The engine’s power is lowered, a solid red warning is displayed, and the vehicle’s speed is limited to 5 mph until the DEF tank is refilled if the truck is allowed to run out of DEF.
Is DEF used by Ram diesel?
RAM IS THE ONLY HEAVY DUTY DIESEL PICKUP ON THE MARKET THAT DOESN’T REQUIRE DIESEL EXHAUST FLUID (DEF) TO WORK, SAVING CONSUMERS TIME AND MONEY.

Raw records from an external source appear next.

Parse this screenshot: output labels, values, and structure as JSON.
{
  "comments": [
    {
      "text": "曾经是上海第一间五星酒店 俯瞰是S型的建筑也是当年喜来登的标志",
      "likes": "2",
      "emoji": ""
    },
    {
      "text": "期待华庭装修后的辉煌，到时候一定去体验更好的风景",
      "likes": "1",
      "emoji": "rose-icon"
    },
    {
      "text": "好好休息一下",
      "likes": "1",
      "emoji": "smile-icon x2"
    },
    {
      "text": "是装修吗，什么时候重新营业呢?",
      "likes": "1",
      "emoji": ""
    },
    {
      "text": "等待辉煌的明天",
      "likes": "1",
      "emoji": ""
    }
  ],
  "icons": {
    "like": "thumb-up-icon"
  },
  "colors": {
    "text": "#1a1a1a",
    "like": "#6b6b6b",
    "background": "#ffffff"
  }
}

What is the Duramax’s finest year?
The ’06-’07 Classic body type Duramax trucks are perhaps the most wanted of all Duramax variants. The LBZ Duramax has a lot going for it, with possibly the best plug-and-play horsepower potential (on top of 360 horsepower straight out of the box), the last of the (essentially*) emissions-free engines, and a stronger, six-speed Allison to back them up. These trucks are still quite reliable and have the ride-friendly IFS, as well as the quiet and proven Bosch common-rail injection system. However, most models come with a significant price tag as a result of all of the aforementioned. Expect to pay around $20,000 (or more) for a low-mileage, excellent-condition variant unless you locate a bargain.
* On 2006-2007 trucks (as well as the ‘04.5-‘05.5 LLY), exhaust gas recirculation (EGR) was employed, but the diesel particulate filter and diesel oxidation catalyst were not yet available.
- For a long time, an Allison automatic won’t be able to manage more than 120 horsepower.
- When off-roading, drag racing, or sled pulling in a 4×4 vehicle, flexing tie rods are a worry.
- There is no factory lift pump.
- These trucks are pushed around by heavy trailers more than Ford or Dodge models.
- Northern regions corrode at a faster rate on rocker panels and cab corners (salt, humidity)
- At greater horsepower levels, cracked piston concerns become apparent.